Asma-ullah  adalah nama-nama Allah yang diinformasikan oleh-Nya dalam kitab-Nya atau oleh Rasululah saw dalam Sunnahnya. Setiap nama-nama itu menunjukkan satu atau lebih sifat Allah. Setiap nama itu juga merupakan musytaqq (derivasi/turunan) dari mashdarnya, misalnya al-'alim adalah derivasi dari al-'ilm. Ia menunjukkan pada sifat ilmu Allah. Hal yang sama juga  berlaku pada nama-nama lainnya.
Tidak ada kontradiksi antara nama-nama itu sebagai sifat dan sebagai nama. Misalnya, Ar-Rahman adalah nama sekaligus sifat Allah swt. Yang perlu dicatat, setiap nama Allah menunjukkan maknanya dan semuanya merupakan sifat-sifat terpuji. Dan disebut al-husna karena nama-nama itu menunjukkan nama yang paling baik dan makna yang paling mulia.
Mentauhidkan (mengesakan) Allah dalam hal nama-nama-Nya menuntut kita mengimani semua nama yang disandang-Nya  pada diri-Nya dengan segala makna dan pengaruh yang berkaitan dengan nama itu. Misalnya, dalam Al-Qur'an disebutkan nama Allah 'Ar-Rahim', maka kita mengimani bahwa itu adalah nama Allah, mengimani bahwa Allah mempunyai kasih sayang dan Dia mengasihi orang yang dikehendaki-Nya. Demikian pula dengan semua nama lainnya yang disebutkan dalam Al-Qur'an dan Sunnah Rasul-Nya.

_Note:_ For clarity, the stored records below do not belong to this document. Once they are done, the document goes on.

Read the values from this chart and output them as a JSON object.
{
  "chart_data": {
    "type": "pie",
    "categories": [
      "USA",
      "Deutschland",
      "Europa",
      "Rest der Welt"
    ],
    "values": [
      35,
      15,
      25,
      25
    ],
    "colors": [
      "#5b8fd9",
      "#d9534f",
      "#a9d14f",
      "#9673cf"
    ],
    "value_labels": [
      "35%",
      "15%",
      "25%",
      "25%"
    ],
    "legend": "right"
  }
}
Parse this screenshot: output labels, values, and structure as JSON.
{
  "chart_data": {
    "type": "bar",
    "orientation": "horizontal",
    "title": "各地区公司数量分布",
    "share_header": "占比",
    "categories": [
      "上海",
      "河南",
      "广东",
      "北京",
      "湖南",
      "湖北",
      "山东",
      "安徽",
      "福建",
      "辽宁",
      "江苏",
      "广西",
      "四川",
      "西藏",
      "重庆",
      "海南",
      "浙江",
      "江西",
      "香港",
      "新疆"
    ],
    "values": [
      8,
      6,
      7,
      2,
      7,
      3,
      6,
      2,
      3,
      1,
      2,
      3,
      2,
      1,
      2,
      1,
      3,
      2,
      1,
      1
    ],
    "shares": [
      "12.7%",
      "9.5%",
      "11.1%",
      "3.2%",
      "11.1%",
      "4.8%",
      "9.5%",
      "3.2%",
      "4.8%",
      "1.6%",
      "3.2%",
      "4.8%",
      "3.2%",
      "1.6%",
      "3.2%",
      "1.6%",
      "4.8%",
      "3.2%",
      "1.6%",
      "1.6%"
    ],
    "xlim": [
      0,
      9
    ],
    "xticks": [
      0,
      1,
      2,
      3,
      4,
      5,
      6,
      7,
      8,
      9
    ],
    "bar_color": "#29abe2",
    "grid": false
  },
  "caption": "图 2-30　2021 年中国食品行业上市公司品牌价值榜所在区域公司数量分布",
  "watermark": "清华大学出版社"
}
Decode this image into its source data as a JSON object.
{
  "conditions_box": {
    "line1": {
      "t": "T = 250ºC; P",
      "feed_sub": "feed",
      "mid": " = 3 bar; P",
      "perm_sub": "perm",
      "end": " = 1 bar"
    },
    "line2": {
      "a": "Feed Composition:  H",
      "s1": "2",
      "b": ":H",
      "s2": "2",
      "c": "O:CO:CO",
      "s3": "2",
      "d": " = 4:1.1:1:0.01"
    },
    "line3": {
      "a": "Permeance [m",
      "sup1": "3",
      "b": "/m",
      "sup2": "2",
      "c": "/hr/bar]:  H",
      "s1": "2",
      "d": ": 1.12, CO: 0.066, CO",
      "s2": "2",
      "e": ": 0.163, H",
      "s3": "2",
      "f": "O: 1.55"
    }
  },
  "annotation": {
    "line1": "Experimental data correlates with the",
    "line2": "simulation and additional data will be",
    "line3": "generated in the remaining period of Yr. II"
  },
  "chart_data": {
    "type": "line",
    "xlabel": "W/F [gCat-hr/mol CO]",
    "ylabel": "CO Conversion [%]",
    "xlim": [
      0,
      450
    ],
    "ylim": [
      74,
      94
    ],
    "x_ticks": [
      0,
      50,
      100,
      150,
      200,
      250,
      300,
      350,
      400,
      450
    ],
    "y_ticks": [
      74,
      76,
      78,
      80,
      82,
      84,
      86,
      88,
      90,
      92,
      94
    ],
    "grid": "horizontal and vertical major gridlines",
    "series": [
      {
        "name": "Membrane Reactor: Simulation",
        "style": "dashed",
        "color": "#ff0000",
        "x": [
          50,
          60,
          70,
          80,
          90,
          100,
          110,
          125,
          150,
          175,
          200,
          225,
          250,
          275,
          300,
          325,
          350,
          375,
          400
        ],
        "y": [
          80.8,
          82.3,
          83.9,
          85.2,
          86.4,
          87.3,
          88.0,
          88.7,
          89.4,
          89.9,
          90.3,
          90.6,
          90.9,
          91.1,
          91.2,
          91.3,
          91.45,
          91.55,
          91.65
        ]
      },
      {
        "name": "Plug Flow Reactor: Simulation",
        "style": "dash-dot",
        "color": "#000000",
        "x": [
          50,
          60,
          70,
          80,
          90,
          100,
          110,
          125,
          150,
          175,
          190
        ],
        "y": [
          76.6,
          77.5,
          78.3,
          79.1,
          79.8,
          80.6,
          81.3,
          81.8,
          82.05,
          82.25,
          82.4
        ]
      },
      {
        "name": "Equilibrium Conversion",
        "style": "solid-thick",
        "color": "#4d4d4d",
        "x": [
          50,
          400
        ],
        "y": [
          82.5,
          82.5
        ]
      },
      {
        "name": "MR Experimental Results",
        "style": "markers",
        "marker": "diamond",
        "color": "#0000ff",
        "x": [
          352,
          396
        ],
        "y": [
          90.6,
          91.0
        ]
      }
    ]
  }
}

Apakah nama-nama Allah hanya berjumlah sembialan puluh sembilan?. Memang dalam sebuah hadits yang diriwayatkam Abu Hurairah, Rasulullah saw bersabda :
إِنَّ لِلَّهِ تِسْعَةً وَتِسْعِينَ اسْمًا  ، مِائَةً إِلَّا وَاحِدًا ، مَنْ أَحْصَاهَا دَخَلَ الْجَنَّةَ ،  إِنَّهُ وِتْرٌ يُحِبُّ الْوِتْرَ
" Sesungguhnya Allah mempunyai sembilan puluh sembilan nama , yakni seratus kurang satu. Barangsiapa menghitungnya maka dia masuk surga. Sesungguhnya Allah itu witir dan mencintai yang witir " (HR.Bukhari dan Muslim).
Namun para ulama telah sepakat bahwa yang dimaksud dengan sabda Rasulullah saw 'sembialn puluh sembilan nama' tidaklah terbatas pada jumlah tersebut, melainkan sekedar menjelaskan  bahwa Allah mempunyai sembilan puluh sembilan nama, dan  barangsiapa menghitungnya, maka dia akan masuk surga. Hadits itu tidak menafikan  adanya nama-nama  lain bagi Allah. Sedangkan pengertian 'barangsiapa menghitungnya, dia akan masuk surga' adalah barangsiapa menghafalnya sembari merenungkan dan mengambil 'ibrah dari maknanya, melaksanakan segala tuntutannya, dan mensucikan Pemiliknya, maka ia akan masuk surga.